A deadly South American virus that causes Ebola-like bleeding can spread human-to-human, public health officials have learned from its second-ever outbreak.
Public health investigators have reconstructed the path by which the Chapare virus spread from person to person during a 2019 outbreak in Bolivia, leaping from the initial patient to several health care workers.
But while the rodent-borne Chapare virus is highly lethal—killing three of the five confirmed patients in the latest outbreak—the pathogen poses very little risk to people in North America, experts said.
“This virus is not one we think is going to really be a major threat to the United States,” said Dr. Dan Bausch, president-elect of the American Society of Tropical Medicine and Hygiene. “The virus is important to understand for people who might be traveling in this area of Bolivia, important to understand for people living in that area of the world, and to our greater understanding of these types of viruses, but not something your average person in the U.S. needs to be worried about.”
The virus first emerged in 2004, in the Chapare province of Bolivia, about 370 miles east of the country’s capital city, La Paz. There was a small cluster of illnesses in that first outbreak, but only a single confirmed case, researchers said in background notes.
The Chapare virus belongs to a different viral family from Ebola, but both can cause hemorrhagic fever in the infected.
In the case of Chapare virus, symptoms can include fever, headache, abdominal pain, rash, and bleeding of the gums, researchers noted. Hemorrhagic fevers ultimately can cause life-threatening organ failure and bleeding.
There is no treatment for Chapare virus, outside of IV fluids and supportive care.
The second outbreak started with a 65-year-old rice farmer who likely caught Chapare virus through contact with rat urine or droppings, said lead researcher Dr. Caitlin Cossaboom, an epidemiologist with the U.S. Centers for Disease Control and Prevention’s Division of High Consequence Pathogens and Pathology.
Cossaboom reported on the new outbreak Monday at the American Society of Tropical Medicine and Hygiene’s annual meeting. Such research is considered preliminary until published in a peer-reviewed journal.
A 25-year-old doctor caring for the farmer at a hospital in the village of Caranavi was next infected, the investigation revealed.
“The night before he died, she suctioned saliva from his mouth, and then she fell ill nine days later,” Cossaboom explained.
A 48-year-old paramedic working in an ambulance that transported the doctor to a La Paz hospital then became the next person in the chain of infection.
“When she was in the ambulance, she needed CPR,” Cossaboom said of the doctor. “The ambulance worker that performed CPR on her 16 days later developed symptoms.”
When the doctor arrived in La Paz, a gastroenterologist performed an endoscopy on her as part of her treatment—a procedure in which a small camera is snaked into the mouth to examine a person’s upper GI tract.
The gastroenterologist developed symptoms 14 days later, Cossaboom said.
“In all of those cases, we have definitive evidence of exposure to bodily fluids,” Cossaboom said.
The initial patient, the village doctor and the gastroenterologist all died from Chapare virus. The ambulance medic and a fifth patient—a farm worker also from Caranavi—survived their infection.
Bolivian health officials investigating the outbreak trapped rats in Caranavi, and genetic testing showed that the rats carry the Chapare virus, Cossaboom said.
The species are the pygmy rice rat and the small-eared pygmy rice rat, and they are found across Bolivia and several neighboring countries, researchers said.
South American countries adjacent to Bolivia should be on the lookout for potential Chapare virus outbreaks where these mouse species are common, Cossaboom said.

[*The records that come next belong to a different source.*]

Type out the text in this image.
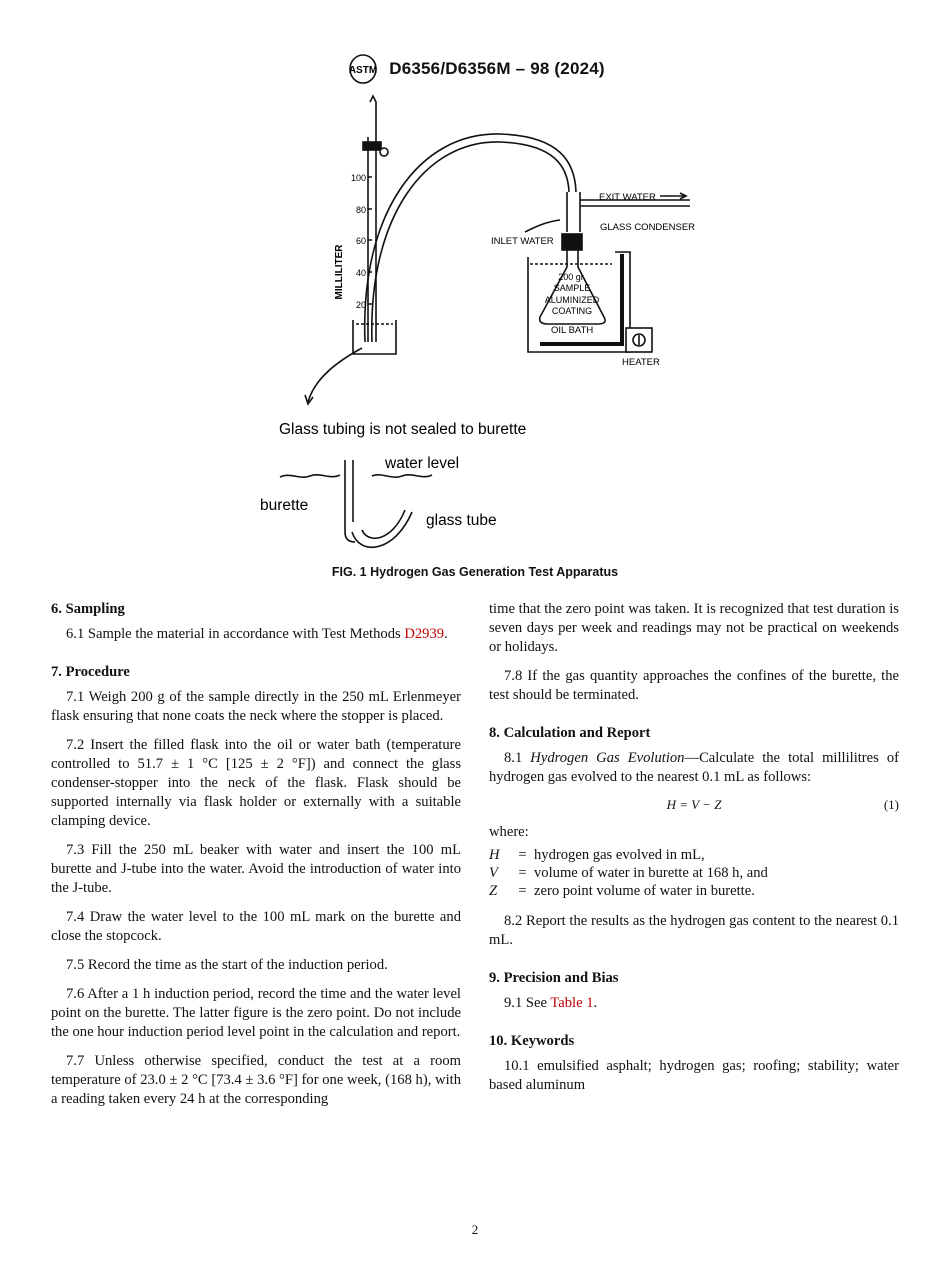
ASTM D6356/D6356M – 98 (2024)
MILLILITER
100
80
60
40
20
EXIT WATER
GLASS CONDENSER
INLET WATER
200 gr.
SAMPLE
ALUMINIZED
COATING
OIL BATH
HEATER
Glass tubing is not sealed to burette
water level
burette
glass tube
FIG. 1 Hydrogen Gas Generation Test Apparatus
6. Sampling

6.1 Sample the material in accordance with Test Methods D2939.

7. Procedure

7.1 Weigh 200 g of the sample directly in the 250 mL Erlenmeyer flask ensuring that none coats the neck where the stopper is placed.

7.2 Insert the filled flask into the oil or water bath (temperature controlled to 51.7 ± 1 °C [125 ± 2 °F]) and connect the glass condenser-stopper into the neck of the flask. Flask should be supported internally via flask holder or externally with a suitable clamping device.

7.3 Fill the 250 mL beaker with water and insert the 100 mL burette and J-tube into the water. Avoid the introduction of water into the J-tube.

7.4 Draw the water level to the 100 mL mark on the burette and close the stopcock.

7.5 Record the time as the start of the induction period.

7.6 After a 1 h induction period, record the time and the water level point on the burette. The latter figure is the zero point. Do not include the one hour induction period level point in the calculation and report.

7.7 Unless otherwise specified, conduct the test at a room temperature of 23.0 ± 2 °C [73.4 ± 3.6 °F] for one week, (168 h), with a reading taken every 24 h at the corresponding

time that the zero point was taken. It is recognized that test duration is seven days per week and readings may not be practical on weekends or holidays.

7.8 If the gas quantity approaches the confines of the burette, the test should be terminated.

8. Calculation and Report

8.1 Hydrogen Gas Evolution—Calculate the total millilitres of hydrogen gas evolved to the nearest 0.1 mL as follows:

H = V − Z	(1)

where:

H	= hydrogen gas evolved in mL,
V	= volume of water in burette at 168 h, and
Z	= zero point volume of water in burette.

8.2 Report the results as the hydrogen gas content to the nearest 0.1 mL.

9. Precision and Bias

9.1 See Table 1.

10. Keywords

10.1 emulsified asphalt; hydrogen gas; roofing; stability; water based aluminum

2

Scientists suspect Chapare virus might have been circulating in Bolivia for years now, but infected patients may have been wrongly diagnosed with dengue, a mosquito-borne viral infection that is common in the region.
“This really raises the importance of improving surveillance for Chapare virus and other arenaviruses in South America, because they look like other very common diseases like dengue,” Cossaboom said. “In these cases, the initial patients were assumed to have dengue, because their clinical signs looked just like dengue. The difference is that dengue can’t be transmitted human-to-human.”
Arenaviruses are very vulnerable to heat and disinfectants like alcohol, Bausch said.
“It might be in the rice before you cook it, and if you’re the preparer of rice that’s contaminated with rodent urine you can get infected, but if you’re the consumer of the hot rice once it’s cooked, that’s really not the risk,” Bausch said.
Other known arenaviruses include dangerous pathogens such as Lassa virus, which causes thousands of deaths annually in West Africa, and Machupo virus, which has caused deadly outbreaks in Bolivia, researchers said.
Outside of someone contracting Chapare virus in South America and then traveling home, there’s not much risk of an outbreak in the United States anytime soon, Bausch and Cossaboom said.
That’s because the pygmy rice rats that harbor Chapare virus are not typically located as far north as the United States, they said.